Few years ago, when Flickr, YouTube, etc became an everyday tool, also mainstream (i.e. non-technical magazines) started talking about a new issue: searching inside pictures.

What is usually available, is just a source by parameters- size, shape, etc.

But there is a small catch: you have to add that information along the picture or movie.

The interesting part is that technology is already available, if you want to do something more.

Nowadays, it is quite difficult to buy a mobile phone that does not come with a camera.

And cameras have often net autofocus systems that differentiate between people and objects.

Do not store verbal information.

Instead, convert verbal information into a visual code, and then use the existing technologies to search visually- as a person or using bits and pieces of technology.

Pattern-based visual data management

Do you know how the camera chip within your mobile phone works?

To make life simpler, let’s just say that each image is decomposed into components, and that electrical states represent the presence or absence of information.

Therefore, you could convert a “visual map” into what, in the end is just a single quantity.
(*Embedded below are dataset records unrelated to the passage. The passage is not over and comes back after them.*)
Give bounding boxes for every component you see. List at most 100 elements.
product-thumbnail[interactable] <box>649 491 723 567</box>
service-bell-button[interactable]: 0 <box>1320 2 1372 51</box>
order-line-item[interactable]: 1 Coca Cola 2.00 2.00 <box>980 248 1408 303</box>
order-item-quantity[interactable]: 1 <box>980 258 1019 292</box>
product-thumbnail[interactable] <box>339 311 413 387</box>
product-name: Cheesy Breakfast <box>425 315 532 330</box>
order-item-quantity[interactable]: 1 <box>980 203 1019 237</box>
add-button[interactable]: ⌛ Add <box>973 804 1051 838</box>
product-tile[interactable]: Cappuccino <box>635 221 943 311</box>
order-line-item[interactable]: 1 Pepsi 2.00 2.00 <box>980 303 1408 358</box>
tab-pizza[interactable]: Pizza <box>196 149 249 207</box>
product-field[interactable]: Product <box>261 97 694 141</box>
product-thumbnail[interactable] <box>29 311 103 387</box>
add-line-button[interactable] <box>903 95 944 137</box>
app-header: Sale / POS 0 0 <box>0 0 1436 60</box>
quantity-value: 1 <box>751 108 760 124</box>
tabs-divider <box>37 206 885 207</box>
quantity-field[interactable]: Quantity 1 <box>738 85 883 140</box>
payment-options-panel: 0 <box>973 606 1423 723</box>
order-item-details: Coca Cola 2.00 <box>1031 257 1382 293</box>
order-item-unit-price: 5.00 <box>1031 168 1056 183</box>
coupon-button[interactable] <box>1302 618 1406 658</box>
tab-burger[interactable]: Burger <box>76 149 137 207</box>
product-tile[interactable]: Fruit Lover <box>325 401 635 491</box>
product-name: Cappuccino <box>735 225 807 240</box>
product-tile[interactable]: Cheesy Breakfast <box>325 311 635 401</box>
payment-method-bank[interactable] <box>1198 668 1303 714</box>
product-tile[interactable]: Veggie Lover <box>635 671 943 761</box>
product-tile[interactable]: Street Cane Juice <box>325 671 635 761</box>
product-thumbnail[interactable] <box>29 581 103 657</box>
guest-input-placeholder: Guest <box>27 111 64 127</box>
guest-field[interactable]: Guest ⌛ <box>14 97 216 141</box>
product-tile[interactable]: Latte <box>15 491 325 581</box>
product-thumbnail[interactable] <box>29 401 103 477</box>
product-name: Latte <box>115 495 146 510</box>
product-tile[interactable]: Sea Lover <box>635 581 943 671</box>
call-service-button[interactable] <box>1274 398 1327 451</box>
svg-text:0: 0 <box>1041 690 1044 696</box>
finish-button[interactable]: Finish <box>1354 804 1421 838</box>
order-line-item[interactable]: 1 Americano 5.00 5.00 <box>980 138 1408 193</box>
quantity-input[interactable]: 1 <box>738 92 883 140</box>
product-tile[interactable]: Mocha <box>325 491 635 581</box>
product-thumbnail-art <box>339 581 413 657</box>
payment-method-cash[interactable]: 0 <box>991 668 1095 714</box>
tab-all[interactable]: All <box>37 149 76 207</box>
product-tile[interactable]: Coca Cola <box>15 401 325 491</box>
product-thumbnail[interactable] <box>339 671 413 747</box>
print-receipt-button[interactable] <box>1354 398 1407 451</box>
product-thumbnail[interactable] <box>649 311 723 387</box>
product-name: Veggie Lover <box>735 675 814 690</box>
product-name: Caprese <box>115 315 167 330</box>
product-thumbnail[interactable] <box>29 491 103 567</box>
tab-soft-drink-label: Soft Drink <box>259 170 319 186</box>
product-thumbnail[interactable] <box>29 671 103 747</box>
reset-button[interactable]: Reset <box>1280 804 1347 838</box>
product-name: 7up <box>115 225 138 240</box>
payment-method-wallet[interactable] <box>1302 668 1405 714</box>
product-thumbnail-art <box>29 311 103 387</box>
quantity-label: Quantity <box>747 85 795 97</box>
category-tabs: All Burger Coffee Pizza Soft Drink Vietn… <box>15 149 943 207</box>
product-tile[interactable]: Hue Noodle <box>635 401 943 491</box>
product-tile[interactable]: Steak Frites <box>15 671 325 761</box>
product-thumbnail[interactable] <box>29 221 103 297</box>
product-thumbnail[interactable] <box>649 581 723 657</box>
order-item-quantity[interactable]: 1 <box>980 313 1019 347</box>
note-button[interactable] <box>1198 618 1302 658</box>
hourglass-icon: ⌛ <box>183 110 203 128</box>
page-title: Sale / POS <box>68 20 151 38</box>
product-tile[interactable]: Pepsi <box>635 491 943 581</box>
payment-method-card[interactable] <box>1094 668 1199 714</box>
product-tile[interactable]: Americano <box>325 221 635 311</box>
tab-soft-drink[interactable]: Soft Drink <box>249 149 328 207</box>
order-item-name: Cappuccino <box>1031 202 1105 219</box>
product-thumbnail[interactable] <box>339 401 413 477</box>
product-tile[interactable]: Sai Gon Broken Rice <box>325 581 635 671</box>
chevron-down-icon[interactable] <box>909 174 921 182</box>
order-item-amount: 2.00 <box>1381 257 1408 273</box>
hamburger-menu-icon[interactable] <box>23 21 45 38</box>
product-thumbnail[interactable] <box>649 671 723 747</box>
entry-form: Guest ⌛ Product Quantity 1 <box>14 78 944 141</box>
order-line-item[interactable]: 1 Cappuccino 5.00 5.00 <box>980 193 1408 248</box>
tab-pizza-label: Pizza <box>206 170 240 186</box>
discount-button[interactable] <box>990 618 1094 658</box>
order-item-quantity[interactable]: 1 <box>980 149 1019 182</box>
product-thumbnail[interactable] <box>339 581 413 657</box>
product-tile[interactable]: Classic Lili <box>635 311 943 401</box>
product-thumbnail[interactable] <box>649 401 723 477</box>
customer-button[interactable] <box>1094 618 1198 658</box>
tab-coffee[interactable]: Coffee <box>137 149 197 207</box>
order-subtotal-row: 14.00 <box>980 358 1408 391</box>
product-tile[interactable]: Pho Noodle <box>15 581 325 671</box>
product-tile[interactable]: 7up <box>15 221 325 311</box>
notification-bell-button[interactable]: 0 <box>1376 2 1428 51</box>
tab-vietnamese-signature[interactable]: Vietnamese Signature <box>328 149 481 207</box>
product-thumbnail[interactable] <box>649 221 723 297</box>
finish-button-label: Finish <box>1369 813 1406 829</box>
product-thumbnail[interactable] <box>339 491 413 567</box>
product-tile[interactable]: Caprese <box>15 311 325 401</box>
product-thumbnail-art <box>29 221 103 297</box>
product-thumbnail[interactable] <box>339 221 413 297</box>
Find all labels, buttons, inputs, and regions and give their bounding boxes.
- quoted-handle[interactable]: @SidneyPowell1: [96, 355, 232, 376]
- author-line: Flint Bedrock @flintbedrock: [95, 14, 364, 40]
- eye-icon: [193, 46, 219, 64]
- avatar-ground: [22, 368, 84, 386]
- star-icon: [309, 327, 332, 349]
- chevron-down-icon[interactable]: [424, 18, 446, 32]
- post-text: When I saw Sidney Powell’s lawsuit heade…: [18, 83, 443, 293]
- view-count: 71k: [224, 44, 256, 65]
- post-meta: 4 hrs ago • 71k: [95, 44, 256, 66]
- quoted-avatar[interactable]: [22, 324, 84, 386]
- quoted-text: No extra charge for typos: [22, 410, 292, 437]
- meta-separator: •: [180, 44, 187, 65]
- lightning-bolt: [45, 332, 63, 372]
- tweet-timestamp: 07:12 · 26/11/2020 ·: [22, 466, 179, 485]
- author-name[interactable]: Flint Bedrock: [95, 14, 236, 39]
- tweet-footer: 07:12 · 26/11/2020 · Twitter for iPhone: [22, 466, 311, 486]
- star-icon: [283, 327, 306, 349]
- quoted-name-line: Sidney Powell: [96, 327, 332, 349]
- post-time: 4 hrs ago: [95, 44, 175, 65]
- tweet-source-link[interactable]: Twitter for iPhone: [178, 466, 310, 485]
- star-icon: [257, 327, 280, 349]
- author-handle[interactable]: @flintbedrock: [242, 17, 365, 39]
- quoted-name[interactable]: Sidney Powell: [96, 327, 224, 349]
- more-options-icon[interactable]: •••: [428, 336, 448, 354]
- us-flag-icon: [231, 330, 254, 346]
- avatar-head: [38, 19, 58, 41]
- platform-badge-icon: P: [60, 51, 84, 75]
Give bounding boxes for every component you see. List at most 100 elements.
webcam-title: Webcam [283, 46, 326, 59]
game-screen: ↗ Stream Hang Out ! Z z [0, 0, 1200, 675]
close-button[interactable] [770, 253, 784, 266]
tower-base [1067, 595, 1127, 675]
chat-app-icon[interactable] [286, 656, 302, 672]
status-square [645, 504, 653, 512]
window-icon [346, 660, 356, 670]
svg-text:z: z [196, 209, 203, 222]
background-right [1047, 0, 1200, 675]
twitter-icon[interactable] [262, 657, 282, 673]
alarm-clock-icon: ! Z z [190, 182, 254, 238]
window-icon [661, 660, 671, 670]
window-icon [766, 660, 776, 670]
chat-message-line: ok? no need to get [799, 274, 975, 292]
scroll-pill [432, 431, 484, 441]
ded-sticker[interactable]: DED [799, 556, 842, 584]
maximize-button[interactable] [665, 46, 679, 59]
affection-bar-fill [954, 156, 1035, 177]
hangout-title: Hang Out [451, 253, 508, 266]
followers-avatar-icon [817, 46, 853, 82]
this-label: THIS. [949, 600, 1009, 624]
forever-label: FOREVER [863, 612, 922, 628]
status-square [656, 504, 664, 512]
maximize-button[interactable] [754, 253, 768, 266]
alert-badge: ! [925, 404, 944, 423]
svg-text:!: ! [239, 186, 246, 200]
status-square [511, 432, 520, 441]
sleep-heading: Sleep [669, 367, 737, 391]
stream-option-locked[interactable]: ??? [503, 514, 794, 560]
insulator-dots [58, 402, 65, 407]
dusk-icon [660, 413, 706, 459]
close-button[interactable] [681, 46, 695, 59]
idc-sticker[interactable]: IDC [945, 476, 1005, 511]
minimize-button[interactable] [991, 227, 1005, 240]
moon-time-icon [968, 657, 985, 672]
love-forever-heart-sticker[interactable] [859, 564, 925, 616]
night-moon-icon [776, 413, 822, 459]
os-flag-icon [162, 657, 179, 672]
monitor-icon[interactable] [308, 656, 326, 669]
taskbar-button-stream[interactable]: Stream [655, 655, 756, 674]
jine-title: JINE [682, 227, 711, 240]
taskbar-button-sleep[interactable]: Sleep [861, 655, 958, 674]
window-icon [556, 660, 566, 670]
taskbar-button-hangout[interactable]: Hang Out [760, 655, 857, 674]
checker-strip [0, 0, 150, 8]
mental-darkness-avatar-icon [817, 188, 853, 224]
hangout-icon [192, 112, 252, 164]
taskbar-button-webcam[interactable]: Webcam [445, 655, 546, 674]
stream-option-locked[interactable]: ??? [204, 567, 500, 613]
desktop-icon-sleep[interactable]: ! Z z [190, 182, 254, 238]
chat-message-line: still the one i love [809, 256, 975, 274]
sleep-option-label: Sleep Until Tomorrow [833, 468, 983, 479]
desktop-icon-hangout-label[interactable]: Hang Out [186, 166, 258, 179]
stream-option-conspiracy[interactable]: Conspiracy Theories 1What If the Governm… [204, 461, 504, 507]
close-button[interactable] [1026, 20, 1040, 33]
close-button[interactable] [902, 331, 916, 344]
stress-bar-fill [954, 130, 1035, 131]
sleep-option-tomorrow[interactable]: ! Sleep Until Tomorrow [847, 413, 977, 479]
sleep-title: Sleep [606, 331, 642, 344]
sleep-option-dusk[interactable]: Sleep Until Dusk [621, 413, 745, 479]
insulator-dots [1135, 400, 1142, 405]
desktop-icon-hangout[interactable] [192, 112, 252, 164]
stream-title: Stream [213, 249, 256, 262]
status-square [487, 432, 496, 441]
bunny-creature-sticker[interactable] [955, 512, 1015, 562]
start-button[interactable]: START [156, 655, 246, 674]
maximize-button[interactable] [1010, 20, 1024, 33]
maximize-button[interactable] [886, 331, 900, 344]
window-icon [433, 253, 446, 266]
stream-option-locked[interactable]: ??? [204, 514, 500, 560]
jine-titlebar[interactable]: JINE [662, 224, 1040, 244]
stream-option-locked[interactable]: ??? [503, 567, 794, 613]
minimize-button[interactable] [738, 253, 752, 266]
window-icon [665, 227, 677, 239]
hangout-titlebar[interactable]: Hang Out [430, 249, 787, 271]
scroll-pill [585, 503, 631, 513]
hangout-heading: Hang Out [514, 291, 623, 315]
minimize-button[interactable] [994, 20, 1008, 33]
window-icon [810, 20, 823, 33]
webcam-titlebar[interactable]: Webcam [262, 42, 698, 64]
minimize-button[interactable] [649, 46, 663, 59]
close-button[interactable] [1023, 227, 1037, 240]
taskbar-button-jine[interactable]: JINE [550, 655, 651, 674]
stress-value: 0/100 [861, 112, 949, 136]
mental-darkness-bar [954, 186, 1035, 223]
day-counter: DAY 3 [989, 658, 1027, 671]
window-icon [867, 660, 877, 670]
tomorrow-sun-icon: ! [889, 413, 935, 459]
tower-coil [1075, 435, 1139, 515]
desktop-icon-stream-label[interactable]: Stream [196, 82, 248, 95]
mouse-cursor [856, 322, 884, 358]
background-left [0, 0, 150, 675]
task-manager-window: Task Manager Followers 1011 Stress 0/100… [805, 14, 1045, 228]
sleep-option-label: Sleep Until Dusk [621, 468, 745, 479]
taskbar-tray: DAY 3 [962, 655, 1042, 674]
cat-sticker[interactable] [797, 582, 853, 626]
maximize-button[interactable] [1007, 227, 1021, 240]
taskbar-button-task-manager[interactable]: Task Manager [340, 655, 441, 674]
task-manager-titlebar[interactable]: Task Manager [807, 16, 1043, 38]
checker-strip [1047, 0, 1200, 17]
But, of course, the key issue is: defining a “coding” to represent the knowledge into a visual map, that then is converted into a code, and then stored.

Retrieving information is simply a matter of nit-picking from a “dashboard” the characteristics of the “pattern” that you would like to build (organization, rules, etc), and then have the system search it for you.

The beauty? If you work with databases, you know that you have to enter one or more keys, and that the larger the number of keys, the longer it takes to find the information.

But if the information is stored to solve a specific “pattern”, it is just a matter of retrieving a specific code.

Much faster than the typical retrieval system that you see, say, in CSI to match a fingerprint, or DNA code.

And coding is the key.

Moving to visual decision making

Getting back to the beginning: we do not read a list item-by-item: we search to find matching patterns- what exist, and what we search.

If your coding system is properly designed, you can imagine different “visual maps”, and then ask the system that I described in the previous sections to convert these maps into unique figures, and retrieve the closest ones.

In the end, it is what you do with your dashboards, or all the DSS/EIS/Business intelligence systems etc that I worked on or designed from late 1980s.

The difference is: until now, you converted your patterns into numbers, retrieved numbers, created new patterns on paper, on a whiteboard, in your mind, and then, again, you converted into numbers, to refine your decision.

The funny part: you do the job to make yourself understood by the computer- and not the other way around.

I plan eventually to build and publish a prototype, but I am quite confident that I am not the only one who toyed in the 1980s with Artificial Intelligence, in the 1990s with decision-making technologies, and over this decade with various bits and pieces that try to simplify your interactions with technology.


The concept has few interesting consequences: the most important being that, while all the database technology is still there, you can now build a “layer” to make it more humane.

Instead of having to wait to have a pre-defined dashboard, you can visually explore, store, search information.

There are some companies offering software tools that, with some data-massaging and integration, allow to explore data almost visually.

The difference here is to build not a general-purpose, one-size-fits-all system, but to build, search, retrieve by patterns.

And patterns can also be aggregated with other patterns.

Nothing forbids the actual decision maker to “save” patterns that (s)he could then reuse, or share.

What is needed, is: work not only on the technological side (relatively easy), but also on the education of the users.

Current offers like GoogleWave or Facebook are mainly verbal- no surprise, considering that the founders received book-based education.

It will be interesting to see how YouTube and others will introduce visual technologies not only to retrieve information, but also to store it.

XXI century managers who started using mobiles over the last few years, and are now just kids, will probably better equipped to interact with a visual approach.